In his second year, he wrote a 5-4 decision holding that federal law requires an employee who says she is a victim of sex bias to sue within 180 days after an “allegedly discriminatory pay decision was made and communicated to her.” The Alabama case became known for its celebrated plaintiff, Lilly Ledbetter, and her lower compensation in the workplace. Justice Ruth Bader Ginsburg slammed Alito and the conservatives for being blind to the “realities of the workplace,” since Ledbetter did not know during her working years that she was paid far less than her male counterparts.
When Obama moved into the White House, the first bill he signed was the Lilly Ledbetter Fair Pay Act, overturning the court’s decision and giving employees more time to sue.
Away from the court, friends say Alito, 64, is modest and unpretentious. His wife, Martha-Ann, a former law librarian he married 29 years ago, is as outgoing and sociable as her husband is quiet.
“He remains the same quiet, reserved person he was 30 years ago,” said John Garvey, president of the Catholic University, a close friend from the time they worked together in Reagan’s Justice Department.

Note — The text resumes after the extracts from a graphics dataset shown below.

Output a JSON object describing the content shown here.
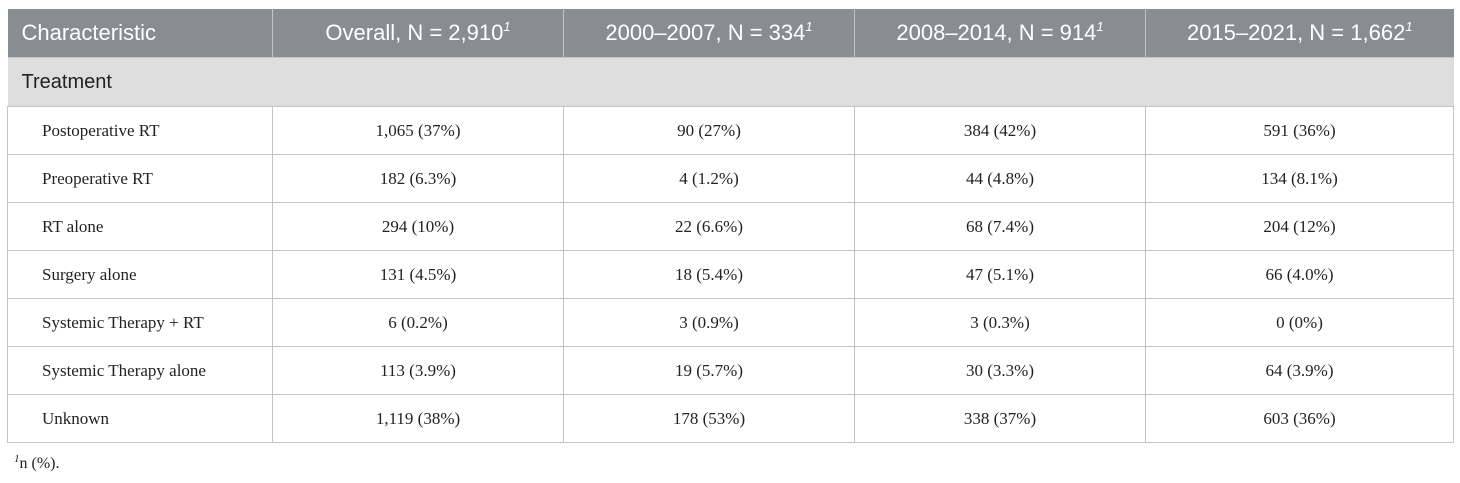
{
  "table": {
    "header": {
      "col1": "Characteristic",
      "col2": "Overall, N = 2,910",
      "col3": "2000–2007, N = 334",
      "col4": "2008–2014, N = 914",
      "col5": "2015–2021, N = 1,662",
      "footnote_marker": "1"
    },
    "section": "Treatment",
    "rows": [
      {
        "label": "Postoperative RT",
        "overall": "1,065 (37%)",
        "p1": "90 (27%)",
        "p2": "384 (42%)",
        "p3": "591 (36%)"
      },
      {
        "label": "Preoperative RT",
        "overall": "182 (6.3%)",
        "p1": "4 (1.2%)",
        "p2": "44 (4.8%)",
        "p3": "134 (8.1%)"
      },
      {
        "label": "RT alone",
        "overall": "294 (10%)",
        "p1": "22 (6.6%)",
        "p2": "68 (7.4%)",
        "p3": "204 (12%)"
      },
      {
        "label": "Surgery alone",
        "overall": "131 (4.5%)",
        "p1": "18 (5.4%)",
        "p2": "47 (5.1%)",
        "p3": "66 (4.0%)"
      },
      {
        "label": "Systemic Therapy + RT",
        "overall": "6 (0.2%)",
        "p1": "3 (0.9%)",
        "p2": "3 (0.3%)",
        "p3": "0 (0%)"
      },
      {
        "label": "Systemic Therapy alone",
        "overall": "113 (3.9%)",
        "p1": "19 (5.7%)",
        "p2": "30 (3.3%)",
        "p3": "64 (3.9%)"
      },
      {
        "label": "Unknown",
        "overall": "1,119 (38%)",
        "p1": "178 (53%)",
        "p2": "338 (37%)",
        "p3": "603 (36%)"
      }
    ]
  },
  "footnote": {
    "marker": "1",
    "text": "n (%)."
  },
  "colors": {
    "header_bg": "#8a8d8f",
    "section_bg": "#dedede",
    "border": "#c4c4c4"
  }
}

His passion outside of work is baseball. The lifelong Philadelphia Phillies fan’s chambers at the court has a wall devoted to memorabilia.
For Christmas one year when he was in his early 40s, his wife bought him a week in Florida at the Phillies “fantasy camp,” where he trained and played games with retired pro players. He remembers the sore muscles and pulled hamstrings and how the old pitchers could still throw a scorching fast ball. He has kept an “Alito” baseball card as a treasured possession.

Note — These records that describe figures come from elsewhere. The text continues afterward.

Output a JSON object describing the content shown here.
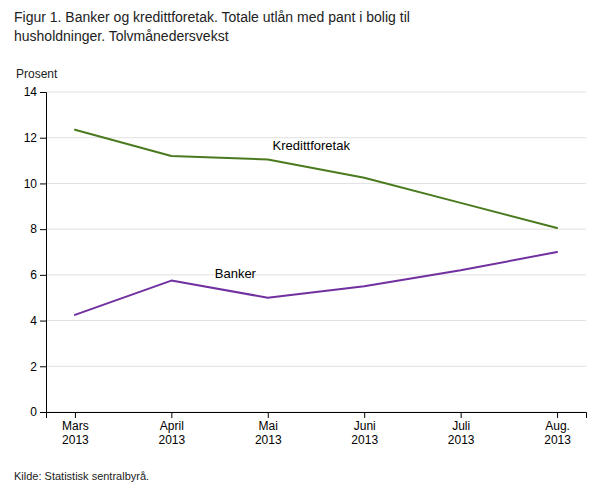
{
  "chart_data": {
    "type": "line",
    "title": "Figur 1. Banker og kredittforetak. Totale utlån med pant i bolig til\nhusholdninger. Tolvmånedersvekst",
    "y_label": "Prosent",
    "source": "Kilde: Statistisk sentralbyrå.",
    "categories": [
      "Mars\n2013",
      "April\n2013",
      "Mai\n2013",
      "Juni\n2013",
      "Juli\n2013",
      "Aug.\n2013"
    ],
    "series": [
      {
        "name": "Kredittforetak",
        "color": "#4a7a1e",
        "values": [
          12.35,
          11.2,
          11.05,
          10.25,
          9.15,
          8.05
        ]
      },
      {
        "name": "Banker",
        "color": "#7030a0",
        "values": [
          4.25,
          5.75,
          5.0,
          5.5,
          6.2,
          7.0
        ]
      }
    ],
    "ylim": [
      0,
      14
    ],
    "yticks": [
      0,
      2,
      4,
      6,
      8,
      10,
      12,
      14
    ],
    "grid": true
  }
}
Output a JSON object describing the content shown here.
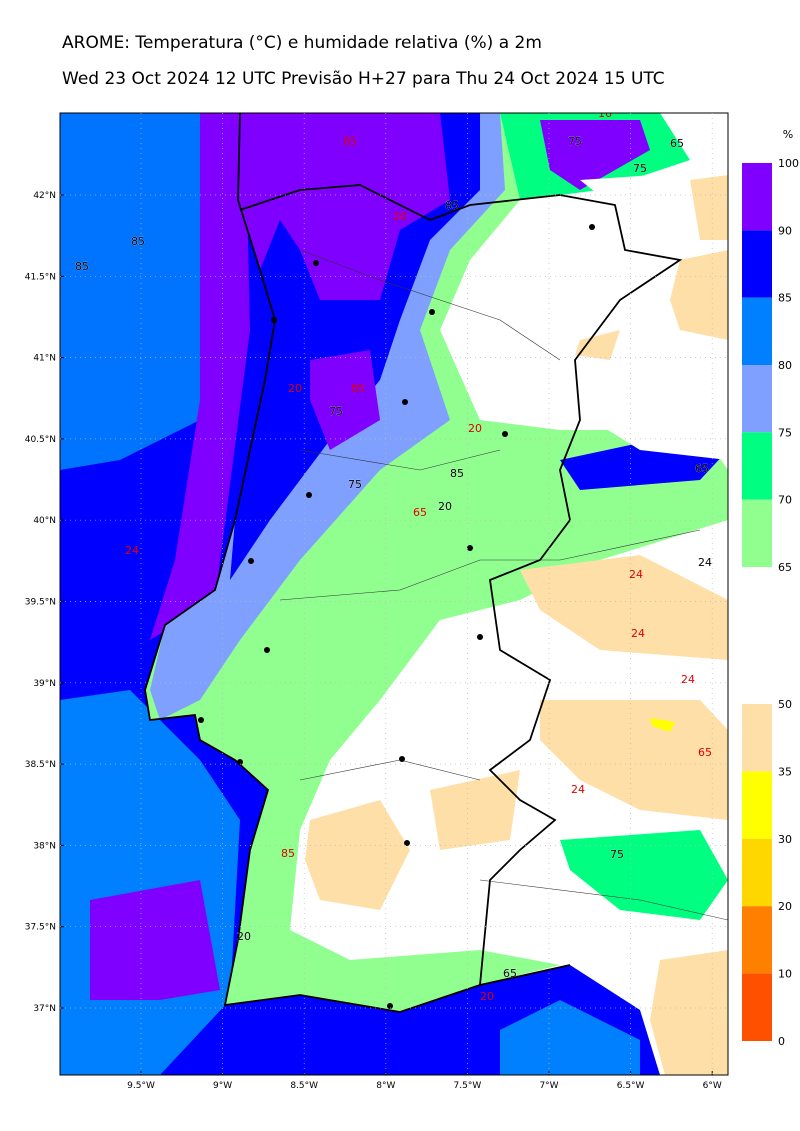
{
  "header": {
    "title": "AROME: Temperatura (°C) e humidade relativa (%) a 2m",
    "subtitle": "Wed 23 Oct 2024 12 UTC Previsão H+27 para Thu 24 Oct 2024 15 UTC"
  },
  "map": {
    "lat_labels": [
      "42°N",
      "41.5°N",
      "41°N",
      "40.5°N",
      "40°N",
      "39.5°N",
      "39°N",
      "38.5°N",
      "38°N",
      "37.5°N",
      "37°N"
    ],
    "lon_labels": [
      "9.5°W",
      "9°W",
      "8.5°W",
      "8°W",
      "7.5°W",
      "7°W",
      "6.5°W",
      "6°W"
    ],
    "contour_labels": [
      "16",
      "75",
      "65",
      "75",
      "85",
      "85",
      "85",
      "85",
      "20",
      "20",
      "85",
      "75",
      "85",
      "75",
      "20",
      "65",
      "20",
      "65",
      "24",
      "24",
      "24",
      "24",
      "24",
      "65",
      "24",
      "75",
      "85",
      "20",
      "65",
      "20"
    ]
  },
  "humidity_legend": {
    "unit": "%",
    "labels": [
      "100",
      "90",
      "85",
      "80",
      "75",
      "70",
      "65"
    ]
  },
  "temperature_legend": {
    "labels": [
      "50",
      "35",
      "30",
      "20",
      "10",
      "0"
    ]
  }
}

Alito’s conservatism was forged in his youth. He was raised by Italian Catholic parents in a middle-class suburb of Trenton, N.J. His mother was an elementary school principal, and his father a independent analyst for the state Legislature. Alito recalled his father sitting at the dining table with an adding machine, readjusting the size of the legislative districts after the Supreme Court adopted the “one-person, one-vote” rule in the 1960s.
Alito graduated from a public high school in 1968, the same year race riots destroyed much of downtown Trenton after the assassination of Martin Luther King Jr. He studied at Princeton during the Vietnam War, when antiwar protests consumed many campuses. But Alito was put off by the student activism. “I saw some very smart people and very privileged people behaving irresponsibly,” he said years later.

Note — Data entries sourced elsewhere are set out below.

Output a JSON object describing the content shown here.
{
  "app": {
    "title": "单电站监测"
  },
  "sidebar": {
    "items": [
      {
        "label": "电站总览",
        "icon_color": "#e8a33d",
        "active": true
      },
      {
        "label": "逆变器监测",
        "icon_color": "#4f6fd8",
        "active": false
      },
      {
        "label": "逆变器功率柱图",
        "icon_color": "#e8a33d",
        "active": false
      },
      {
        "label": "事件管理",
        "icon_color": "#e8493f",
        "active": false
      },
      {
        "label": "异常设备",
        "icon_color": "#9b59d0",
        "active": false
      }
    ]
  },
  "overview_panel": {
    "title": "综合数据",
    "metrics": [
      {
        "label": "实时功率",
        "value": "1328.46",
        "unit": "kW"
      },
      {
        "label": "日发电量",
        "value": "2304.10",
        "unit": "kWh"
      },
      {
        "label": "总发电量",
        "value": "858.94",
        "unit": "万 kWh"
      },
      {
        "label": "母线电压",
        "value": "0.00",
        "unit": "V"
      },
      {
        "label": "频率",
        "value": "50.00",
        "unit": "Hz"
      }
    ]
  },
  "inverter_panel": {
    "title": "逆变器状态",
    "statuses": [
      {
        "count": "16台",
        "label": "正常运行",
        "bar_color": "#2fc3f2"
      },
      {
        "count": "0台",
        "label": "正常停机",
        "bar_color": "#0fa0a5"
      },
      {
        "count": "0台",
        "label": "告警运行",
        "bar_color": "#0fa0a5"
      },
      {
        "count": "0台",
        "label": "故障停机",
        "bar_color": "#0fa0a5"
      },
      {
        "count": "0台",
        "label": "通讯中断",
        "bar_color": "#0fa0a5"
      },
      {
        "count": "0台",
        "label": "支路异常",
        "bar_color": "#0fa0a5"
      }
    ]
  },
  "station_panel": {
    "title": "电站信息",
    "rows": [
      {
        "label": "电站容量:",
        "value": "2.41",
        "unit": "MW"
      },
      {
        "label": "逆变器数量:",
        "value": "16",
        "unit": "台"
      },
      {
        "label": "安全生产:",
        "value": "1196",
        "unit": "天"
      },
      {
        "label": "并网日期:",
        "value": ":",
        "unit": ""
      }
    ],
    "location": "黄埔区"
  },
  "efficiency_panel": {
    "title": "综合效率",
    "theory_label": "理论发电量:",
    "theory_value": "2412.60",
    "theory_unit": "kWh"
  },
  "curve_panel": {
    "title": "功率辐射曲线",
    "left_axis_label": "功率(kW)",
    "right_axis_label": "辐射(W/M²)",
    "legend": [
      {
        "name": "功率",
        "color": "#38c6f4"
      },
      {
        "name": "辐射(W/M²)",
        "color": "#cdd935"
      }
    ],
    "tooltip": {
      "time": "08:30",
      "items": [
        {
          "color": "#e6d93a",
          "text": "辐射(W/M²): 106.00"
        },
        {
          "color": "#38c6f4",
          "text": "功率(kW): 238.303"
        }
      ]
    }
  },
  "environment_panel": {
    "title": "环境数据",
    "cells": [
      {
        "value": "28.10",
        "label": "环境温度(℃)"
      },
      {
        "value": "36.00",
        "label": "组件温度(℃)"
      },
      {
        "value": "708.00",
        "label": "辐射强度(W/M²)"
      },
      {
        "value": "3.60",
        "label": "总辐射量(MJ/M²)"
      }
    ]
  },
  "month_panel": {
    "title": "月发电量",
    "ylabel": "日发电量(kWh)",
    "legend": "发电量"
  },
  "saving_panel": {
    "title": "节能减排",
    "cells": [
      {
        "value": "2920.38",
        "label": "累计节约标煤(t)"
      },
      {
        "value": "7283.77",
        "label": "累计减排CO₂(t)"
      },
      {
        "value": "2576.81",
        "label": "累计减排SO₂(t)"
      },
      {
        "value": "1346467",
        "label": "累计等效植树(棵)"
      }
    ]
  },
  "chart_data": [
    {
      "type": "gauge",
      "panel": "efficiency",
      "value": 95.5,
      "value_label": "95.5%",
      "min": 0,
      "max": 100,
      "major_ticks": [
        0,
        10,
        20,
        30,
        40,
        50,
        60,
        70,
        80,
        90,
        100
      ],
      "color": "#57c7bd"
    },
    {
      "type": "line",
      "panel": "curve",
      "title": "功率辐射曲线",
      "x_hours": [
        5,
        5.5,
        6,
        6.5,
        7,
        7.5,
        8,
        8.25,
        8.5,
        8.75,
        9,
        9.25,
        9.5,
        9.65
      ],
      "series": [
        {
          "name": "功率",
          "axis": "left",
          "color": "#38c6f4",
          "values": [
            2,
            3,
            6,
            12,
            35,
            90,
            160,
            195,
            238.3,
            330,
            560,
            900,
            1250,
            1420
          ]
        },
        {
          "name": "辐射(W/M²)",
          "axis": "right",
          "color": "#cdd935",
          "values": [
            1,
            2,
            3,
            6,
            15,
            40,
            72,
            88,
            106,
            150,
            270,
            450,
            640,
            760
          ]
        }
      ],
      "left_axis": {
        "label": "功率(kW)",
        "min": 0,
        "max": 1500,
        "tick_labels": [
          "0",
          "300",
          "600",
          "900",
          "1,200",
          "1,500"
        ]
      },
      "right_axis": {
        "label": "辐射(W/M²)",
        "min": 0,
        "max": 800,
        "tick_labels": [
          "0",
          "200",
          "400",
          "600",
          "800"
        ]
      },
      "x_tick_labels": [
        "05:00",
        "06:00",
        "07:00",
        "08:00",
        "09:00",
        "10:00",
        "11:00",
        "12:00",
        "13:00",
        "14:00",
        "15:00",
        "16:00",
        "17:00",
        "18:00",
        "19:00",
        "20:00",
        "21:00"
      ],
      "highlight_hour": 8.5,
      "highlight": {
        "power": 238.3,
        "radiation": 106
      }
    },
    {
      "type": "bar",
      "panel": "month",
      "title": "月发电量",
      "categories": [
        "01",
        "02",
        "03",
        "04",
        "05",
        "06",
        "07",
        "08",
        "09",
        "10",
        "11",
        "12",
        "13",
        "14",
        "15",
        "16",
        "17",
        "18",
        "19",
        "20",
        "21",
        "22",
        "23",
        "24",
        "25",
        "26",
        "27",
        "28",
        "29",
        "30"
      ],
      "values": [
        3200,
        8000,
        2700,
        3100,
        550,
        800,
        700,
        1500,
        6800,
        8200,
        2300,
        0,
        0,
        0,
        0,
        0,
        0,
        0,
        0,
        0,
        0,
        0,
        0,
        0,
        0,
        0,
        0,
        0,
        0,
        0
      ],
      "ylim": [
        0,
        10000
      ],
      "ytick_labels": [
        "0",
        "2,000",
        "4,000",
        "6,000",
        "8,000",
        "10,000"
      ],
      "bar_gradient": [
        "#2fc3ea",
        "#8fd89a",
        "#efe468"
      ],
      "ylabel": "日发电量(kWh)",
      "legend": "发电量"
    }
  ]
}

Alito signed up for the Army ROTC in 1970, only to see it shut down on campus in response to antiwar sentiment. When he joined a group of Princeton students on a trip to Washington, his goal was to meet Justice John Marshall Harlan, a conservative who was known as the “great dissenter” on the Warren court.
By the time Alito left college, he was a quiet conservative with a large ambition. He told the Princeton yearbook he planned to go to law school and “eventually to warm a seat on the Supreme Court.” He went to the Yale Law School, but like fellow alumnus Justice Clarence Thomas, felt somewhat estranged on the left-leaning campus.
Alito graduated in 1975 and began a lifelong career as a federal employee. Though he is sometimes criticized for being pro-business, he has worked his entire career for the federal government: as a law clerk, prosecutor, Justice Department lawyer, U.S. attorney, appellate judge and now Supreme Court justice.
Even so, Washington’s harsh glare was a bit bewildering for a judge who had spent 16 years working in obscurity in a courthouse in Newark, those close to him say.
“The confirmation was hard on him,” said a former clerk who asked not to be named. “He felt the attacks were very mean-spirited, and he felt like his family was attacked.” The Democrats who sharply questioned him included then-Sen. Joe Biden of Delaware.
Alito has denied that the Senate hearings affected his work. But there are signs they are not forgotten. In January of 2009, a newly inaugurated President Obama and Vice President Biden stopped by the Supreme Court for a brief social call. All of the justices were there to receive them — except Justice Alito.